Nous avons été profondément émus par les massacres et les atrocités commis par le Hamas le 7 octobre. Leur ampleur et leur barbarie sans précédent sont révoltantes. Nous partageons l’angoisse des familles des 137 otages encore retenus par le Hamas.
Une guerre totale est menée en retour à Gaza par Israël, sous les yeux du monde entier.

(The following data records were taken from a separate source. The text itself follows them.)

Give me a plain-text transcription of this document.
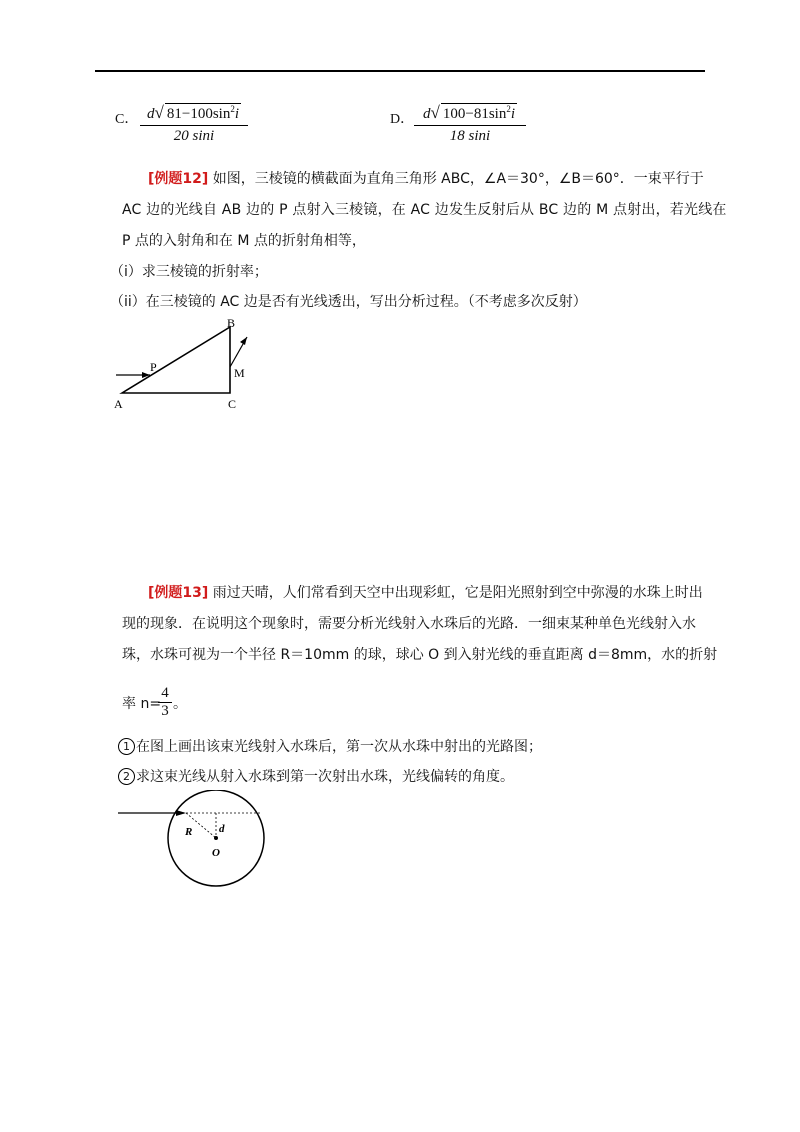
C． $\frac{d√ 81-100\sin^2i}{20 \sin i}$	D． $\frac{d√ 100-81\sin^2i}{18 \sin i}$
[例题12] 如图，三棱镜的横截面为直角三角形 ABC，∠A＝30°，∠B＝60°．一束平行于
AC 边的光线自 AB 边的 P 点射入三棱镜，在 AC 边发生反射后从 BC 边的 M 点射出，若光线在
P 点的入射角和在 M 点的折射角相等，
（i）求三棱镜的折射率；
（ii）在三棱镜的 AC 边是否有光线透出，写出分析过程。（不考虑多次反射）
A
P
B
M
C
[例题13] 雨过天晴，人们常看到天空中出现彩虹，它是阳光照射到空中弥漫的水珠上时出
现的现象．在说明这个现象时，需要分析光线射入水珠后的光路．一细束某种单色光线射入水
珠，水珠可视为一个半径 R＝10mm 的球，球心 O 到入射光线的垂直距离 d＝8mm，水的折射
率 n=
4
3 。
1 在图上画出该束光线射入水珠后，第一次从水珠中射出的光路图；
2 求这束光线从射入水珠到第一次射出水珠，光线偏转的角度。
R d
O
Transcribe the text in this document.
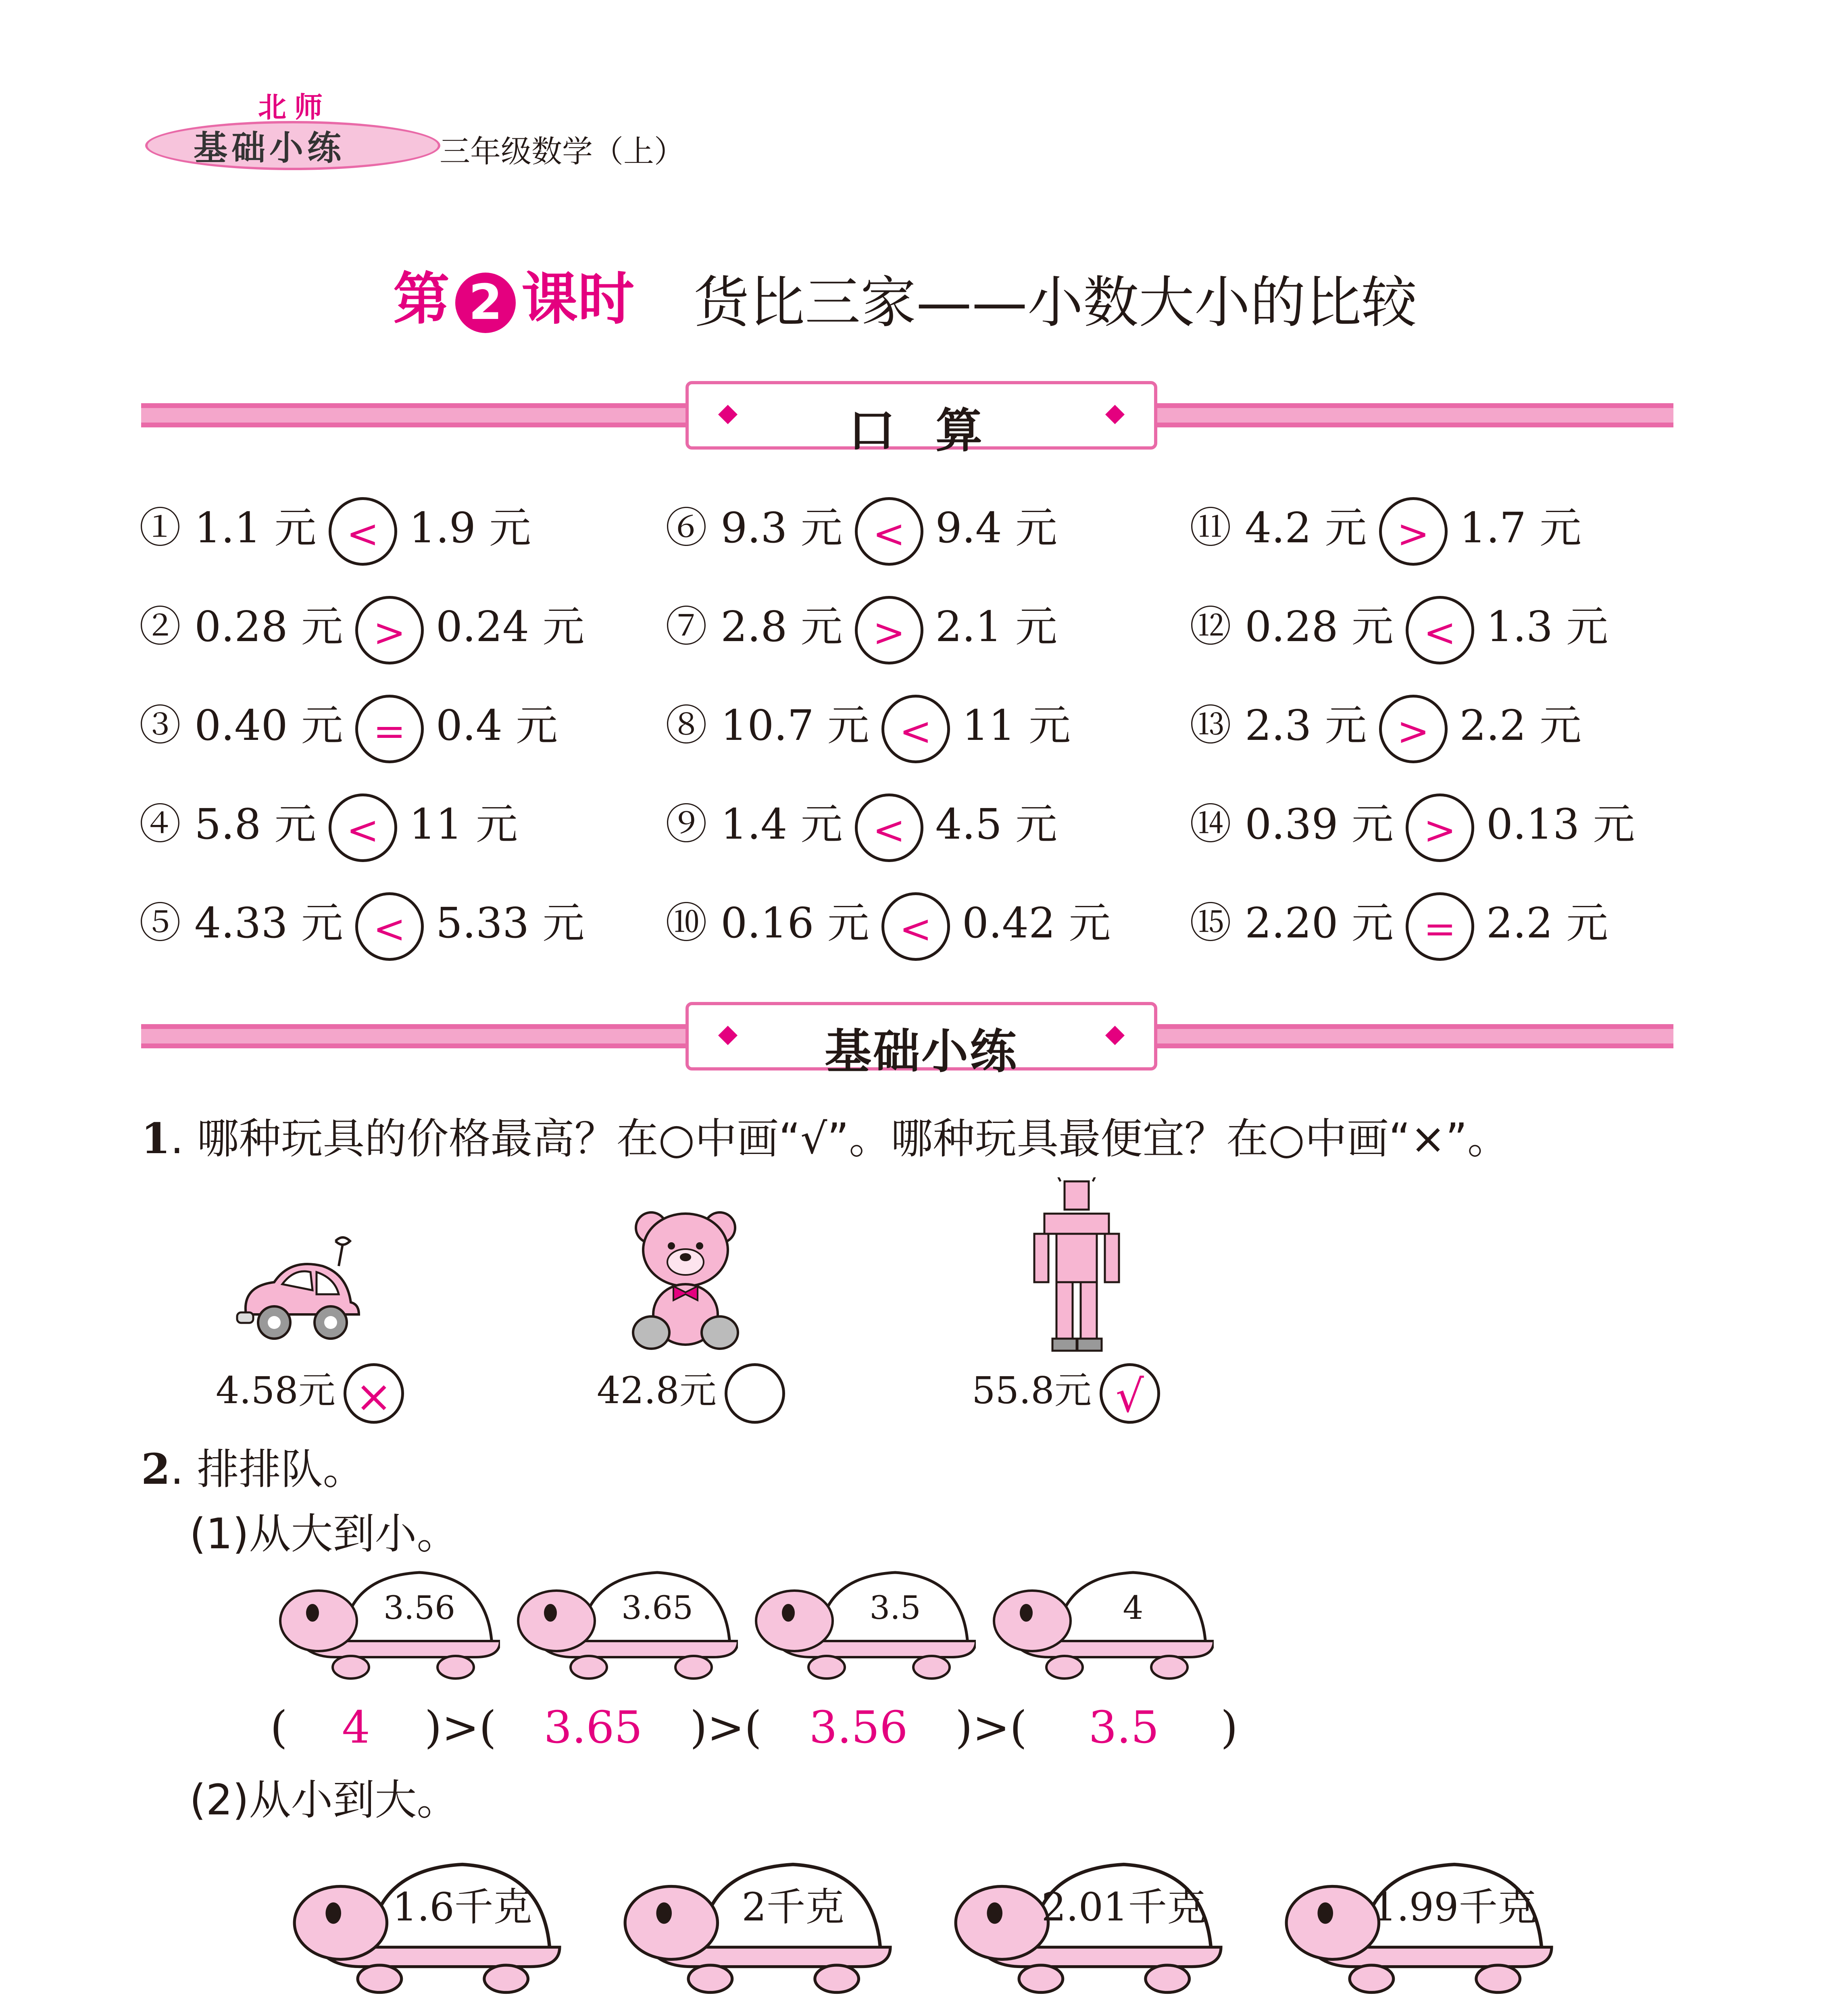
北师
基础小练	三年级数学（上）
第 2 课时 货比三家——小数大小的比较
口 算
① 1.1 元 < 1.9 元
② 0.28 元 > 0.24 元
③ 0.40 元 = 0.4 元
④ 5.8 元 < 11 元
⑤ 4.33 元 < 5.33 元
⑥ 9.3 元 < 9.4 元
⑦ 2.8 元 > 2.1 元
⑧ 10.7 元 < 11 元
⑨ 1.4 元 < 4.5 元
⑩ 0.16 元 < 0.42 元
⑪ 4.2 元 > 1.7 元
⑫ 0.28 元 < 1.3 元
⑬ 2.3 元 > 2.2 元
⑭ 0.39 元 > 0.13 元
⑮ 2.20 元 = 2.2 元
基础小练
1. 哪种玩具的价格最高？在○中画“√”。哪种玩具最便宜？在○中画“×”。
4.58元 ×	42.8元	55.8元 √
2. 排排队。
(1)从大到小。
3.56	3.65	3.5	4
( 4 )>( 3.65 )>( 3.56 )>( 3.5 )
(2)从小到大。
1.6千克	2千克	2.01千克	1.99千克
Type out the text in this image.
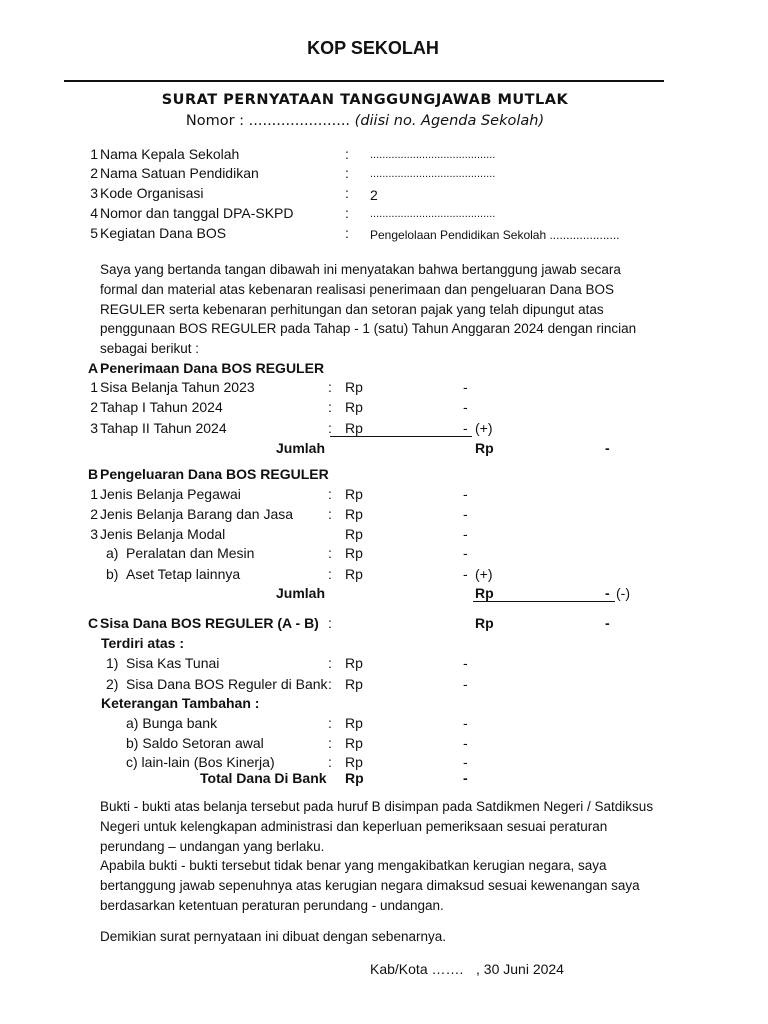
KOP SEKOLAH
SURAT PERNYATAAN TANGGUNGJAWAB MUTLAK
Nomor : ...................... (diisi no. Agenda Sekolah)
1 Nama Kepala Sekolah	: .........................................
2 Nama Satuan Pendidikan	: .........................................
3 Kode Organisasi	: 2
4 Nomor dan tanggal DPA-SKPD	: .........................................
5 Kegiatan Dana BOS	: Pengelolaan Pendidikan Sekolah .....................
Saya yang bertanda tangan dibawah ini menyatakan bahwa bertanggung jawab secara formal dan material atas kebenaran realisasi penerimaan dan pengeluaran Dana BOS REGULER serta kebenaran perhitungan dan setoran pajak yang telah dipungut atas penggunaan BOS REGULER pada Tahap - 1 (satu) Tahun Anggaran 2024 dengan rincian sebagai berikut :
A Penerimaan Dana BOS REGULER
1 Sisa Belanja Tahun 2023	: Rp	-
2 Tahap I Tahun 2024	: Rp	-
3 Tahap II Tahun 2024	: Rp	- (+)
Jumlah	Rp	-
B Pengeluaran Dana BOS REGULER
1 Jenis Belanja Pegawai	: Rp	-
2 Jenis Belanja Barang dan Jasa : Rp	-
3 Jenis Belanja Modal	Rp	-
a) Peralatan dan Mesin	: Rp	-
b) Aset Tetap lainnya	: Rp	- (+)
Jumlah	Rp	- (-)
C Sisa Dana BOS REGULER (A - B) :	Rp	-
Terdiri atas :
1) Sisa Kas Tunai	: Rp	-
2) Sisa Dana BOS Reguler di Bank : Rp	-
Keterangan Tambahan :
a) Bunga bank	: Rp	-
b) Saldo Setoran awal	: Rp	-
c) lain-lain (Bos Kinerja)	: Rp	-
Total Dana Di Bank Rp	-
Bukti - bukti atas belanja tersebut pada huruf B disimpan pada Satdikmen Negeri / Satdiksus Negeri untuk kelengkapan administrasi dan keperluan pemeriksaan sesuai peraturan perundang – undangan yang berlaku.
Apabila bukti - bukti tersebut tidak benar yang mengakibatkan kerugian negara, saya bertanggung jawab sepenuhnya atas kerugian negara dimaksud sesuai kewenangan saya berdasarkan ketentuan peraturan perundang - undangan.
Demikian surat pernyataan ini dibuat dengan sebenarnya.
Kab/Kota ……. , 30 Juni 2024
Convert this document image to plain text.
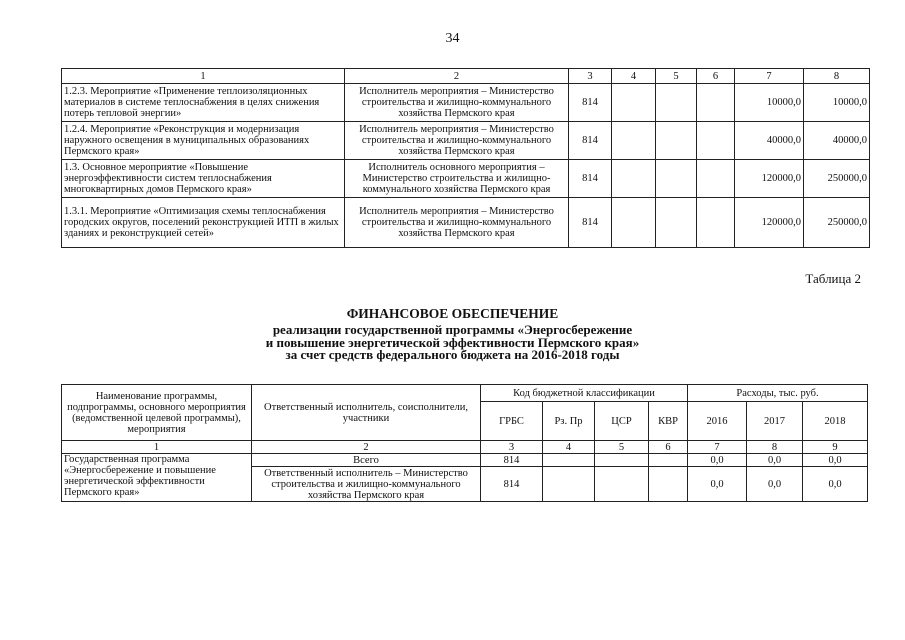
34
1	2	3	4	5	6	7	8
1.2.3. Мероприятие «Применение теплоизоляционных материалов в системе теплоснабжения в целях снижения потерь тепловой энергии»	Исполнитель мероприятия – Министерство строительства и жилищно-коммунального хозяйства Пермского края	814				10000,0	10000,0
1.2.4. Мероприятие «Реконструкция и модернизация наружного освещения в муниципальных образованиях Пермского края»	Исполнитель мероприятия – Министерство строительства и жилищно-коммунального хозяйства Пермского края	814				40000,0	40000,0
1.3. Основное мероприятие «Повышение энергоэффективности систем теплоснабжения многоквартирных домов Пермского края»	Исполнитель основного мероприятия – Министерство строительства и жилищно-коммунального хозяйства Пермского края	814				120000,0	250000,0
1.3.1. Мероприятие «Оптимизация схемы теплоснабжения городских округов, поселений реконструкцией ИТП в жилых зданиях и реконструкцией сетей»	Исполнитель мероприятия – Министерство строительства и жилищно-коммунального хозяйства Пермского края	814				120000,0	250000,0
Таблица 2
ФИНАНСОВОЕ ОБЕСПЕЧЕНИЕ
реализации государственной программы «Энергосбережение
и повышение энергетической эффективности Пермского края»
за счет средств федерального бюджета на 2016-2018 годы
Наименование программы, подпрограммы, основного мероприятия (ведомственной целевой программы), мероприятия	Ответственный исполнитель, соисполнители, участники	Код бюджетной классификации				Расходы, тыс. руб.		
		ГРБС	Рз. Пр	ЦСР	КВР	2016	2017	2018
1	2	3	4	5	6	7	8	9
Государственная программа «Энергосбережение и повышение энергетической эффективности Пермского края»	Всего	814				0,0	0,0	0,0
	Ответственный исполнитель – Министерство строительства и жилищно-коммунального хозяйства Пермского края	814				0,0	0,0	0,0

Malgré ses affirmations, Israël ne mène pas uniquement une guerre contre le Hamas. Elle s’abat sur l'ensemble de la bande de Gaza et sa population. Israël applique aujourd’hui une doctrine militaire fondée sur le caractère disproportionné des frappes et la non-distinction entre cibles militaires et civiles, et la revendique publiquement : dès les premiers jours de l’offensive, le porte-parole de l’armée israélienne reconnaissait que cette campagne de bombardements visait à « faire des dégâts et non à être précise ». Selon les autorités sanitaires locales, plus de 15 500 personnes ont été tuées, dont plus de 6 000 enfants. Cela représente plus d’un habitant de Gaza sur 200. Et des dizaines de milliers de personnes ont été blessées.
Les hôpitaux du nord de Gaza ont été anéantis, l’un après l’autre. Certains sont devenus des morgues, voire des ruines. Alléguant que les hôpitaux auraient été détournés de leur fonction à des fins militaires, l’armée israélienne les a bombardés, encerclés et pris d'assaut, tuant des patients et du personnel médical. Le 29 novembre, l’Organisation mondiale de la Santé (OMS) avait recensé 203 attaques contre des structures de santé.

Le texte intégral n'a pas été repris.